On peut donc préférer l'expression "droits humains" à "droits de l'Homme", parler d'autrice et non d'auteuRE et revendiquer les mots professeuse (dit-on une coiffeuRE ?) ou amatrice. 

*8-http://www.auroreevain.com/2018/05/23/amatrice/

Car en l'occurrence il ne s'agit pas que d'une question de langue mais bien d'une question de domination. On ne rend jamais la monnaie à madame le caissier. La féminisation des noms est problématique quand on a affaire à des fonctions ou métiers supérieurs. 

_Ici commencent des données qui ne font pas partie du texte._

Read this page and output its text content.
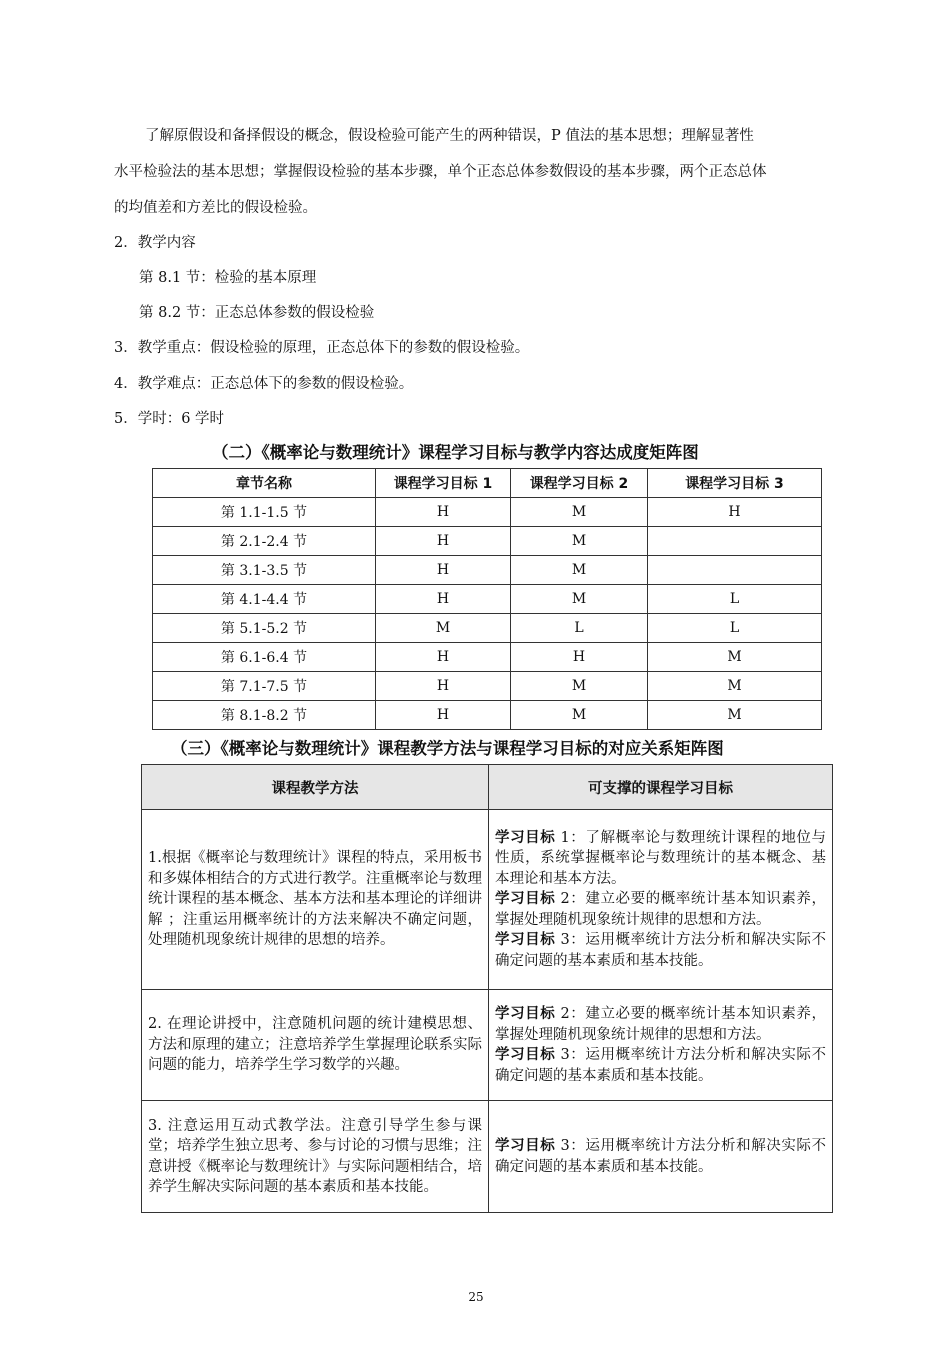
了解原假设和备择假设的概念，假设检验可能产生的两种错误，P 值法的基本思想；理解显著性
水平检验法的基本思想；掌握假设检验的基本步骤，单个正态总体参数假设的基本步骤，两个正态总体
的均值差和方差比的假设检验。
2．教学内容
第 8.1 节：检验的基本原理
第 8.2 节：正态总体参数的假设检验
3．教学重点：假设检验的原理，正态总体下的参数的假设检验。
4．教学难点：正态总体下的参数的假设检验。
5．学时：6 学时
（二）《概率论与数理统计》课程学习目标与教学内容达成度矩阵图
章节名称	课程学习目标 1	课程学习目标 2	课程学习目标 3
第 1.1-1.5 节	H	M	H
第 2.1-2.4 节	H	M	
第 3.1-3.5 节	H	M	
第 4.1-4.4 节	H	M	L
第 5.1-5.2 节	M	L	L
第 6.1-6.4 节	H	H	M
第 7.1-7.5 节	H	M	M
第 8.1-8.2 节	H	M	M
（三）《概率论与数理统计》课程教学方法与课程学习目标的对应关系矩阵图
课程教学方法	可支撑的课程学习目标
1.根据《概率论与数理统计》课程的特点，采用板书和多媒体相结合的方式进行教学。注重概率论与数理统计课程的基本概念、基本方法和基本理论的详细讲解 ；注重运用概率统计的方法来解决不确定问题，处理随机现象统计规律的思想的培养。	学习目标 1：了解概率论与数理统计课程的地位与性质，系统掌握概率论与数理统计的基本概念、基本理论和基本方法。
学习目标 2：建立必要的概率统计基本知识素养，掌握处理随机现象统计规律的思想和方法。
学习目标 3：运用概率统计方法分析和解决实际不确定问题的基本素质和基本技能。

2. 在理论讲授中，注意随机问题的统计建模思想、方法和原理的建立；注意培养学生掌握理论联系实际问题的能力，培养学生学习数学的兴趣。	学习目标 2：建立必要的概率统计基本知识素养，掌握处理随机现象统计规律的思想和方法。
学习目标 3：运用概率统计方法分析和解决实际不确定问题的基本素质和基本技能。

3. 注意运用互动式教学法。注意引导学生参与课堂；培养学生独立思考、参与讨论的习惯与思维；注意讲授《概率论与数理统计》与实际问题相结合，培养学生解决实际问题的基本素质和基本技能。	学习目标 3：运用概率统计方法分析和解决实际不确定问题的基本素质和基本技能。
25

*9-https://www.femmeactuelle.fr/actu/news-actu/lacademie-francaise-accepte-de-feminiser-des-noms-de-metier-2075274

La féminisation des noms est toujours un problème de plafond de verre, de hiérarchie sociale. *10- http://www.adequations.org/spip.php?article2436

Alors oui, il faut se montrer inventifves ou inventif & inventives, inventitz (prononcer inventitsse) comme vous voulez pour dire, parler, expliquer notre féminisme (plutôt intersectionnel et libertaire) qui n'est pas celui (judiciarisé et cosmétique) de la REM. Ne leur laissons pas le créneau de l'Egalité ! 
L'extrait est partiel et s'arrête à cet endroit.